04/06/2026
👉 LA CIUDAD DONDE CONVIVIERON DIOSES, EMPERADORES Y APÓSTOLES.
Hay lugares que fueron importantes en su tiempo.
Y hay otros que parecen haber concentrado siglos de historia entre sus muros.
Éfeso fue uno de ellos.
Hoy sus ruinas descansan en el oeste de Turquía, cerca de la actual ciudad de Selçuk. Pero hace dos mil años era una de las ciudades más grandes y ricas del mundo conocido.
Por sus calles caminaron comerciantes llegados de lugares lejanos, gobernadores romanos, filósofos, peregrinos y algunos de los primeros cristianos.
Pocas ciudades pueden contar una historia semejante.
Todo comenzó siglos antes de la llegada de Roma.
Gracias a su posición estratégica junto al mar Egeo, Éfeso creció hasta convertirse en uno de los grandes centros comerciales del Mediterráneo.
Mercancías procedentes de Oriente y Occidente llegaban a su puerto cada día. Sus mercados estaban llenos de actividad y sus calles reflejaban la prosperidad de una ciudad que parecía destinada a perdurar para siempre.
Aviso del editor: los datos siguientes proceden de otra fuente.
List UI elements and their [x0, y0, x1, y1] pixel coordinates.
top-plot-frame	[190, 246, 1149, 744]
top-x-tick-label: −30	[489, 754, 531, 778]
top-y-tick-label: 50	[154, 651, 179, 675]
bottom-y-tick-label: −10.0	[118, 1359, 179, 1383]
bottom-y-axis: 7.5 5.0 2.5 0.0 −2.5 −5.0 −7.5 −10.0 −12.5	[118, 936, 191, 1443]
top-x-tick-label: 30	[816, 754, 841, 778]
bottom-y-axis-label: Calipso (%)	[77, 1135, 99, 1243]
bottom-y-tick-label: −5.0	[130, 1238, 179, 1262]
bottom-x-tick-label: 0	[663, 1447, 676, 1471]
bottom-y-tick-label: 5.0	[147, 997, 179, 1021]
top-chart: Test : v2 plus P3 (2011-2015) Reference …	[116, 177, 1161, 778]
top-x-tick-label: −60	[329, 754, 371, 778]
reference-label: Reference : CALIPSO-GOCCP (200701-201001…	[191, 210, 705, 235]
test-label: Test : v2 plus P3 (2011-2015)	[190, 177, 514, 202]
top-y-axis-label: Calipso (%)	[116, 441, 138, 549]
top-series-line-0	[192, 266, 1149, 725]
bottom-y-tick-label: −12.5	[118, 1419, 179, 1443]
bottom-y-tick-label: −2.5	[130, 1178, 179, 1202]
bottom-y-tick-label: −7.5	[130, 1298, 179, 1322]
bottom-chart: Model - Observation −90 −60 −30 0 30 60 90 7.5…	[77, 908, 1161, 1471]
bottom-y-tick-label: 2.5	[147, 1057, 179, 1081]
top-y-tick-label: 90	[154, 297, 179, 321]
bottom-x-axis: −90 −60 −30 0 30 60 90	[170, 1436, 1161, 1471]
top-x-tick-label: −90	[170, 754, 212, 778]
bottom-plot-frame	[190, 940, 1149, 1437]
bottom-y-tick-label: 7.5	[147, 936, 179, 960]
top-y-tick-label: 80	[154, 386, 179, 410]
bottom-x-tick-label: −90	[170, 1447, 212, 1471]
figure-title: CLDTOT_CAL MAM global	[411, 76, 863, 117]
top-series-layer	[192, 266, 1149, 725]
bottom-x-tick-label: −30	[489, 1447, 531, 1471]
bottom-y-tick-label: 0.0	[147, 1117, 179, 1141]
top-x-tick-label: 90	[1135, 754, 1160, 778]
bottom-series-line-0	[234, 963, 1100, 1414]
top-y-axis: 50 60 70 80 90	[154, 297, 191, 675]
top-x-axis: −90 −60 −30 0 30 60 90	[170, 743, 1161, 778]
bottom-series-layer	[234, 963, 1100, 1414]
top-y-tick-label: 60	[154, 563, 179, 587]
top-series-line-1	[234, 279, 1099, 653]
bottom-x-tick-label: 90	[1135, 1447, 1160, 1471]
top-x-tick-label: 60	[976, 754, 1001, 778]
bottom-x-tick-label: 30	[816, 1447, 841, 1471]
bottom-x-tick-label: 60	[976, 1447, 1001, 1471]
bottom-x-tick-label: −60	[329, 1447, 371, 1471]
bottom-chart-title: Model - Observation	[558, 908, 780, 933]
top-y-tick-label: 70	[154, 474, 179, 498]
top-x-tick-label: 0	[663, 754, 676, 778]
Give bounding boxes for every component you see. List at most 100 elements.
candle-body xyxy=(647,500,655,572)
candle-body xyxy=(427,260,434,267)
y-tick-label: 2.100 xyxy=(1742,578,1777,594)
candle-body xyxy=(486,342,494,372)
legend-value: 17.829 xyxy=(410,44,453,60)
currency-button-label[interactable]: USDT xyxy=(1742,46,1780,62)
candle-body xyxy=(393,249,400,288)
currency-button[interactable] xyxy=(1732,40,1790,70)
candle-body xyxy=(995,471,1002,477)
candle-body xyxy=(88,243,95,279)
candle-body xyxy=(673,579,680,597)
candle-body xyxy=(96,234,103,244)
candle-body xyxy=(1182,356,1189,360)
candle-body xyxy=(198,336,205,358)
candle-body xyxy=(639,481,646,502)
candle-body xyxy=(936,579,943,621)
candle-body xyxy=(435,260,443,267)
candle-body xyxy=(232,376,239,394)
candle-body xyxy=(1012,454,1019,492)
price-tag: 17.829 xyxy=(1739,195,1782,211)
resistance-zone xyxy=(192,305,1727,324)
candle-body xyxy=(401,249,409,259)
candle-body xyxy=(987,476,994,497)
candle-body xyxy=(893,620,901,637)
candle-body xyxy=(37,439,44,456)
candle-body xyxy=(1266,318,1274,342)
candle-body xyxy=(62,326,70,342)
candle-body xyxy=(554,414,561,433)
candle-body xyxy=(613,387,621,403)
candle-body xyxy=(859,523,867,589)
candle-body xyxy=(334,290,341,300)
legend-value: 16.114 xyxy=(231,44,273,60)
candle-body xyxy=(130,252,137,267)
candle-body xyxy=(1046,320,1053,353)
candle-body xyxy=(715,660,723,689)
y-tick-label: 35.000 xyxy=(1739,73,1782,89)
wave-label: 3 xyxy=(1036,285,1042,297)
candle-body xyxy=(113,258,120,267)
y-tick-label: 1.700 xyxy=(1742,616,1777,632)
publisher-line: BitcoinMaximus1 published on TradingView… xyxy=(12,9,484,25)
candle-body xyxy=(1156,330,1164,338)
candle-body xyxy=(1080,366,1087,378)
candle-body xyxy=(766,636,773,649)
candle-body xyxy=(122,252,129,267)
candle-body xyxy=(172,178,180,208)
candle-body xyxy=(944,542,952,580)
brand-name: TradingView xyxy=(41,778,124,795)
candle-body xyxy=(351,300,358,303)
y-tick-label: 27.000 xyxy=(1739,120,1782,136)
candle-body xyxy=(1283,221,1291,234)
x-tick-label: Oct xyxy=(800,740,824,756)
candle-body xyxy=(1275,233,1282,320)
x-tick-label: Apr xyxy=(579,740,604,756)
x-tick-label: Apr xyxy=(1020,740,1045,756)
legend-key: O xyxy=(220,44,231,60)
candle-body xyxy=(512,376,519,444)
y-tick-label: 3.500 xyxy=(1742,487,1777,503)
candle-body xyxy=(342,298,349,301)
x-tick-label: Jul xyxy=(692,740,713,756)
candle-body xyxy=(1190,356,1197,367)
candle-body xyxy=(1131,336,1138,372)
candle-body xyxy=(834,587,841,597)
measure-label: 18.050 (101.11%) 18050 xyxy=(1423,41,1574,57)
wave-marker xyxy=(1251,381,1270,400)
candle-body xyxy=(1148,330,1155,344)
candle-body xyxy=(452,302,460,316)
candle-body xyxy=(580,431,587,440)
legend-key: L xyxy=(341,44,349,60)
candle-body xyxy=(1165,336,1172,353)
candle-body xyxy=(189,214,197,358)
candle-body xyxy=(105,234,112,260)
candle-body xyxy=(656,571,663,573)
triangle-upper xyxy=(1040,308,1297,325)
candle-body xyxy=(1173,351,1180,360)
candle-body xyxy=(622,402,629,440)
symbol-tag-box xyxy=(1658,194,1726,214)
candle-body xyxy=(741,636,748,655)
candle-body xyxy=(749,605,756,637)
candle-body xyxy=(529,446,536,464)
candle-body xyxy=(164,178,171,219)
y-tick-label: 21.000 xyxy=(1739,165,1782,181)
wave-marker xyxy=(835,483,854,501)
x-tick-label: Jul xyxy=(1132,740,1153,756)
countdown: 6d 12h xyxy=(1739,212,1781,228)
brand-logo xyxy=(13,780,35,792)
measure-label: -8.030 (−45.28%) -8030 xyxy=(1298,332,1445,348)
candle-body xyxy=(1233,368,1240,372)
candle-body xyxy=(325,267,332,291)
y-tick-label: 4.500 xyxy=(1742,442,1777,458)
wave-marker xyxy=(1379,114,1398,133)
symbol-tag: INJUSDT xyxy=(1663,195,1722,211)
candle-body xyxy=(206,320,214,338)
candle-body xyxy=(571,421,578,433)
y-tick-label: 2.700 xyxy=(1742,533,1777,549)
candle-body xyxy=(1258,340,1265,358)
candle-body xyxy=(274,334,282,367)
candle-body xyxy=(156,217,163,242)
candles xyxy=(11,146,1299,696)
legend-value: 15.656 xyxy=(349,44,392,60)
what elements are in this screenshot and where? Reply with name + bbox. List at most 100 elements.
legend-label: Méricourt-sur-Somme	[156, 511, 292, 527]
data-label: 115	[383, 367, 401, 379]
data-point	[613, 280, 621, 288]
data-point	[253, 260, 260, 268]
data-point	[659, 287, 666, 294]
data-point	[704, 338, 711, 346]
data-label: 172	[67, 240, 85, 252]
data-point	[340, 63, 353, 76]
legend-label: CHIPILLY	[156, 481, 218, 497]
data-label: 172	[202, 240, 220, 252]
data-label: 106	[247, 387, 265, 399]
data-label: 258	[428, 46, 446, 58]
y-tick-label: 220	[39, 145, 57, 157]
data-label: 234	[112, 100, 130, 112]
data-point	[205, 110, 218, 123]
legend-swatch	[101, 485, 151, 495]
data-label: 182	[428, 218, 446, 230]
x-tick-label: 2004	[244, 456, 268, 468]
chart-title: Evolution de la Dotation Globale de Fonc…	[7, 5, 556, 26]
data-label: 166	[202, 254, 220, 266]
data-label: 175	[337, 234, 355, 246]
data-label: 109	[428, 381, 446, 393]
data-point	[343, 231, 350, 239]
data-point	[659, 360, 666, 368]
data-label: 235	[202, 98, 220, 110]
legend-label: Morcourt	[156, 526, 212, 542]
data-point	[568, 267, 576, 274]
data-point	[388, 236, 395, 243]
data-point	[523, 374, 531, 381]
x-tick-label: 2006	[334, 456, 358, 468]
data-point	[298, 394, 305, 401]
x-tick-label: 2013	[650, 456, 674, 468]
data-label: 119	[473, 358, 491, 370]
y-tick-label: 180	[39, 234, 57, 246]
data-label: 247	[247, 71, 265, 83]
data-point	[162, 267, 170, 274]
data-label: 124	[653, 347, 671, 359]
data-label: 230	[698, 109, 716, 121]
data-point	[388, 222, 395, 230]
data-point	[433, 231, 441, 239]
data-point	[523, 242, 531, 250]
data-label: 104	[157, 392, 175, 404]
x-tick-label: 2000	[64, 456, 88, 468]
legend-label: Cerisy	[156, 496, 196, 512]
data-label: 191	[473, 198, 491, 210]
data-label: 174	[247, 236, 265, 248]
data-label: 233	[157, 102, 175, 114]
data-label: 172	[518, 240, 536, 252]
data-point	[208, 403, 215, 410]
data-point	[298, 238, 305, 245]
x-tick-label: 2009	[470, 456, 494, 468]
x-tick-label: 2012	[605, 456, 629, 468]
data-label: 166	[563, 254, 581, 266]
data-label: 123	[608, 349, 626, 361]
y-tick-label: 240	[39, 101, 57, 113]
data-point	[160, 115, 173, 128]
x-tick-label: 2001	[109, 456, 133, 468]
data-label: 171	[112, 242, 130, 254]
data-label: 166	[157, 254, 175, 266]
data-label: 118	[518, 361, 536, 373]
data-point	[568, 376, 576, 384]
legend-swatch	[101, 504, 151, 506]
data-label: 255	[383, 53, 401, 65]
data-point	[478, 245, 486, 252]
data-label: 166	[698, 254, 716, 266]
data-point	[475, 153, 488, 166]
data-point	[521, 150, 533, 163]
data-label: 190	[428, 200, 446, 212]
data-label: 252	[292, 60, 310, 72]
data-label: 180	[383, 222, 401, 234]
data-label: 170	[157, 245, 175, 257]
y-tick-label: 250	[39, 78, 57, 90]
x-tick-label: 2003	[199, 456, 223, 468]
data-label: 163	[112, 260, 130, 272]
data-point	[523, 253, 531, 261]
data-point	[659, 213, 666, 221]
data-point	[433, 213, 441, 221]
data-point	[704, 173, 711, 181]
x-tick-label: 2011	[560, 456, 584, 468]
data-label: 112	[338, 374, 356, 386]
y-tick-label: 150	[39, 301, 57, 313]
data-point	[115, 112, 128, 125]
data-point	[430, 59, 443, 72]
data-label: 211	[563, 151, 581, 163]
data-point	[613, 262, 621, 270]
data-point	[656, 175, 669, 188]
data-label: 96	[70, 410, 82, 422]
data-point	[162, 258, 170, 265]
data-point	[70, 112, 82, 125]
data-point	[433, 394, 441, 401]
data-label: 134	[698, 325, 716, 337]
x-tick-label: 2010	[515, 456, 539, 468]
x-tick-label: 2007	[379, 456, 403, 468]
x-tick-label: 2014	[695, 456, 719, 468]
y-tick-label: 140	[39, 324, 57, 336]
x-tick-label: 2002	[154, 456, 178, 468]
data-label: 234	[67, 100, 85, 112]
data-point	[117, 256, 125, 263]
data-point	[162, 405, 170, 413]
Pero Éfeso no era famosa solo por su riqueza.
Allí se levantaba una de las construcciones más admiradas de la Antigüedad: el Templo de Artemisa.
Tan impresionante era que fue considerado una de las Siete Maravillas del Mundo Antiguo.
Miles de personas viajaban hasta la ciudad para contemplarlo.
Con el paso de los siglos llegaron nuevos protagonistas.
Los romanos transformaron Éfeso en una de las ciudades más importantes de su imperio. Construyeron amplias avenidas de mármol, bibliotecas, baños públicos y un enorme teatro capaz de reunir a miles de personas.
La ciudad alcanzó entonces su época de mayor esplendor.
Y, sin embargo, la historia de Éfeso aún guardaba otro capítulo.
La ciudad también ocupó un lugar destacado en los primeros años del cristianismo.
Según las fuentes históricas y las tradiciones de la época, figuras como el apóstol Pablo estuvieron vinculadas a Éfeso, convirtiéndola en uno de los lugares más influyentes del mundo cristiano primitivo.
Dioses antiguos.
Emperadores romanos.
Y los primeros cristianos.
Pocas ciudades reunieron tantas historias distintas en un mismo lugar.
Sin embargo, el tiempo cambió su destino.
El antiguo puerto fue perdiendo profundidad debido a los sedimentos transportados por el río cercano. Poco a poco, el mar se alejó de la ciudad.
Las rutas comerciales cambiaron.
Y la gran Éfeso fue quedando en silencio.
Hoy solo quedan sus ruinas.
Pero basta contemplar la Biblioteca de Celso, recorrer sus calles de piedra o sentarse frente a su inmenso teatro para imaginar la vida que una vez llenó este lugar.
Quizá esa sea la grandeza de Éfeso.
No haber sido solo una ciudad.
Sino un punto de encuentro entre civilizaciones, creencias y personas que ayudaron a dar forma a la historia del mundo.
Porque hay lugares que conservan monumentos.
Y hay lugares que conservan siglos enteros.
¿Cuántas ciudades conoces que hayan sido hogar de una maravilla del mundo, una gran metrópolis romana y uno de los centros más importantes del cristianismo primitivo?
Éfeso fue las tres cosas.
Y todavía sigue teniendo historias que contar.